I have a very large external package I would like to use in my application. The package runs in parallel but only under MPI. To have users start the application under "mpirun ..." is impractical.
However, there is a call - MPI_Init_thread - that appears equivalent to MPI_Init. So here's my question: can I continue building the application as I normally do then, say, on Windows, start multiple threads with _beginthreadex and, in each of the threads call MPI_Init_thread? In other words, would all subsequent calls to MPI behave as if I had a true multiprocessor run, except that functions such as MPI_Comm_rank would return the rank within this multi-threaded application, rather than in a multi-processor application?

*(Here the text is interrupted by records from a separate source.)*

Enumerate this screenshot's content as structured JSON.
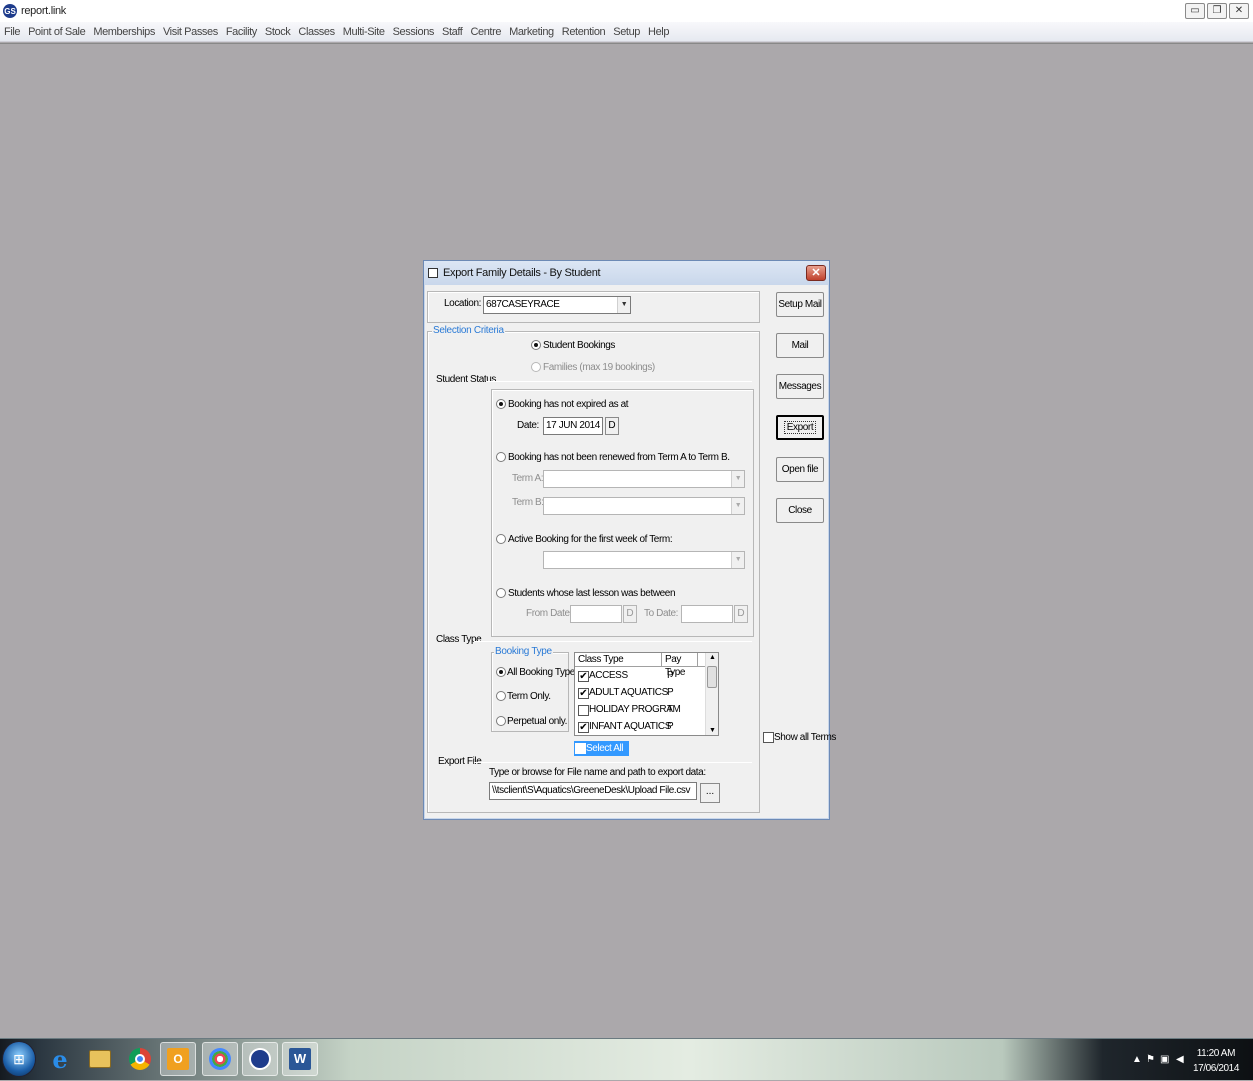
{
  "app": {
    "title": "report.link",
    "icon_text": "GS"
  },
  "window_controls": {
    "minimize": "▭",
    "restore": "❐",
    "close": "✕"
  },
  "menu": [
    "File",
    "Point of Sale",
    "Memberships",
    "Visit Passes",
    "Facility",
    "Stock",
    "Classes",
    "Multi-Site",
    "Sessions",
    "Staff",
    "Centre",
    "Marketing",
    "Retention",
    "Setup",
    "Help"
  ],
  "dialog": {
    "title": "Export Family Details - By Student",
    "close_glyph": "✕",
    "location_label": "Location:",
    "location_value": "687CASEYRACE",
    "selection_criteria_legend": "Selection Criteria",
    "student_bookings": "Student Bookings",
    "families": "Families (max 19 bookings)",
    "student_status_label": "Student Status",
    "opt_not_expired": "Booking has not expired  as at",
    "date_label": "Date:",
    "date_value": "17 JUN 2014",
    "d_button": "D",
    "opt_not_renewed": "Booking has not been renewed from Term A to Term B.",
    "term_a_label": "Term A:",
    "term_b_label": "Term B:",
    "term_a_value": "",
    "term_b_value": "",
    "opt_active_first_week": "Active Booking for the first week of Term:",
    "first_week_term_value": "",
    "opt_last_lesson": "Students whose last lesson was between",
    "from_date_label": "From Date:",
    "to_date_label": "To Date:",
    "from_date_value": "",
    "to_date_value": "",
    "class_type_label": "Class Type",
    "booking_type_legend": "Booking Type",
    "bt_all": "All Booking Types.",
    "bt_term": "Term Only.",
    "bt_perpetual": "Perpetual only.",
    "list_headers": {
      "class_type": "Class Type",
      "pay_type": "Pay Type"
    },
    "class_types": [
      {
        "name": "ACCESS",
        "pay": "P",
        "checked": true
      },
      {
        "name": "ADULT AQUATICS",
        "pay": "P",
        "checked": true
      },
      {
        "name": "HOLIDAY PROGRAM",
        "pay": "T",
        "checked": false
      },
      {
        "name": "INFANT AQUATICS",
        "pay": "P",
        "checked": true
      }
    ],
    "select_all": "Select All",
    "show_all_terms": "Show all Terms",
    "export_file_label": "Export File",
    "export_hint": "Type or browse for File name and path to export data:",
    "export_path": "\\\\tsclient\\S\\Aquatics\\GreeneDesk\\Upload File.csv",
    "browse_button": "...",
    "buttons": {
      "setup_mail": "Setup Mail",
      "mail": "Mail",
      "messages": "Messages",
      "export": "Export",
      "open_file": "Open file",
      "close": "Close"
    }
  },
  "taskbar": {
    "time": "11:20 AM",
    "date": "17/06/2014",
    "icons": [
      "start-orb",
      "internet-explorer",
      "file-explorer",
      "chrome",
      "outlook",
      "paint",
      "report-link",
      "word"
    ]
  }
}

I'm trying to use this external package but will only run it on multi-core machines as multi-threaded. I'm hoping that all message passing will now be optimized for shared memory and I can use MPI transparently in a single processor application.
In short, no. This will not do what you want. MPI_Init_thread (or MPI_Init for that matter) can only be called once per rank. The purpose of MPI_Init_thread is to allow (subsequent) MPI calls within threaded regions to work correctly. You could use MPI with only one rank to send data between threads in this scenario. A single rank MPI program (singleton) can still use MPI calls, but it won't necessarily be able to see other ranks. You couldn't for instance launch two completely independent copies and have them communicate with each other (there are ways around this, involving MPI_Comm_join, but that's a separate discussion).
If you wanted, you could have one thread send data to another using MPI_Send/MPI_Recv. All threads will have the same rank, but you can take advantage of the tag to ensure data goes where it should. I don't know how any of the collectives would work in this scenario, I haven't tested it before.
Technical Consulting Engineer
Intel® Cluster Tools
Thanks for the very quick reply. I'm not sure I can count this external package using different tags; it may just ignore the tag and count on only the rank for communication.
So this brings up the question: is there any, say, OpenMP-only emulation of MPI for one processor, multi-threaded applications such as I described, where rather than a processor per rank it uses a thread per rank and everything is running from within a single executable?
The tags will work if implemented correctly. MPI_Send and MPI_Recv must have matching tags in order to transfer data. The tag is frequently just set to 0.
To my knowledge, there is no MPI implementation that only uses one rank, as that is counter to the whole point of MPI. There might be something like that, but not that I have seen.